Web Application Firewall dengan daftar pengecualian Azure Front Door

  • Artikel

Terkadang Azure Web Application Firewall di Azure Front Door mungkin memblokir permintaan yang sah. Sebagai bagian dari penyetelan firewall aplikasi web (WAF), Anda dapat mengonfigurasi WAF untuk mengizinkan permintaan aplikasi Anda. Daftar pengecualian WAF memungkinkan Anda menghilangkan atribut permintaan tertentu dari evaluasi WAF. Permintaan lainnya dievaluasi seperti biasa.

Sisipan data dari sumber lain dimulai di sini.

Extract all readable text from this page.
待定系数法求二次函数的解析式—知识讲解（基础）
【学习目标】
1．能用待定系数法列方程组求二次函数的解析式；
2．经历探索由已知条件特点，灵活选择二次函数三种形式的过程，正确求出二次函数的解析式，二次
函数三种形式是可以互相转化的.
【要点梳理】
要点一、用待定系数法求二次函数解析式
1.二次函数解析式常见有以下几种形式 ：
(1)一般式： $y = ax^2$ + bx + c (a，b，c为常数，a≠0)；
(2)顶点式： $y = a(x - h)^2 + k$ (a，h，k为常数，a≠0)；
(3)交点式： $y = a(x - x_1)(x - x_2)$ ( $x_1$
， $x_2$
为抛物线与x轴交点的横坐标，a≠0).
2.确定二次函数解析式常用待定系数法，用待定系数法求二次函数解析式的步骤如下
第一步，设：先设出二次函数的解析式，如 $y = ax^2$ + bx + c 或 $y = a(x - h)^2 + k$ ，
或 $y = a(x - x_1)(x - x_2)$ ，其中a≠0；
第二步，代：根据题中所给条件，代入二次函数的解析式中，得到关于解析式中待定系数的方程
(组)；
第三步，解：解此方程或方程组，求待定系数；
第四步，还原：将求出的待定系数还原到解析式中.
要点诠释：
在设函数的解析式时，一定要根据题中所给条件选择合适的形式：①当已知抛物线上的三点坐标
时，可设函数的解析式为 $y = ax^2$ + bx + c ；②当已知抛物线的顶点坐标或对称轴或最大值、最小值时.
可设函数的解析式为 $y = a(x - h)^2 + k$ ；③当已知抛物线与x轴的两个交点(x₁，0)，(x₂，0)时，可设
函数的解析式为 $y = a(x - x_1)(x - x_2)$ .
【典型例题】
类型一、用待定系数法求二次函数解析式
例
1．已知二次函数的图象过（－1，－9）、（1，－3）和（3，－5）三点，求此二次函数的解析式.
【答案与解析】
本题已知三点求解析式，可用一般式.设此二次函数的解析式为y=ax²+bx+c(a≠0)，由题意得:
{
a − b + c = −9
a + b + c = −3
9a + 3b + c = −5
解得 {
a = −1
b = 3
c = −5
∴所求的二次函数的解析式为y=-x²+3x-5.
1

Misalnya, MICROSOFT Entra ID menyediakan token yang digunakan untuk autentikasi. Ketika token ini digunakan dalam header permintaan, token tersebut dapat berisi karakter khusus yang mungkin memicu deteksi positif palsu oleh satu atau beberapa aturan WAF. Anda dapat menambahkan header ke daftar pengecualian, yang memberi tahu WAF untuk mengabaikan header. WAF masih memeriksa sisa permintaan untuk konten yang mencurigakan.

Cakupan pengecualian

Anda dapat membuat pengecualian pada cakupan berikut:

  • Seperangkat aturan: Pengecualian ini berlaku untuk semua aturan dalam seperangkat aturan.
  • Grup aturan: Pengecualian ini berlaku untuk semua aturan kategori tertentu dalam seperangkat aturan. Misalnya, Anda dapat mengonfigurasi pengecualian yang berlaku untuk semua aturan injeksi SQL.
  • Aturan: Pengecualian ini berlaku untuk satu aturan.

Pemilih pengecualian

Pemilih pengecualian mengidentifikasi bagian permintaan yang diterapkan pengecualian. WAF mengabaikan deteksi apa pun yang ditemukannya di bagian permintaan yang ditentukan. Anda dapat menentukan beberapa pemilih pengecualian dalam satu pengecualian.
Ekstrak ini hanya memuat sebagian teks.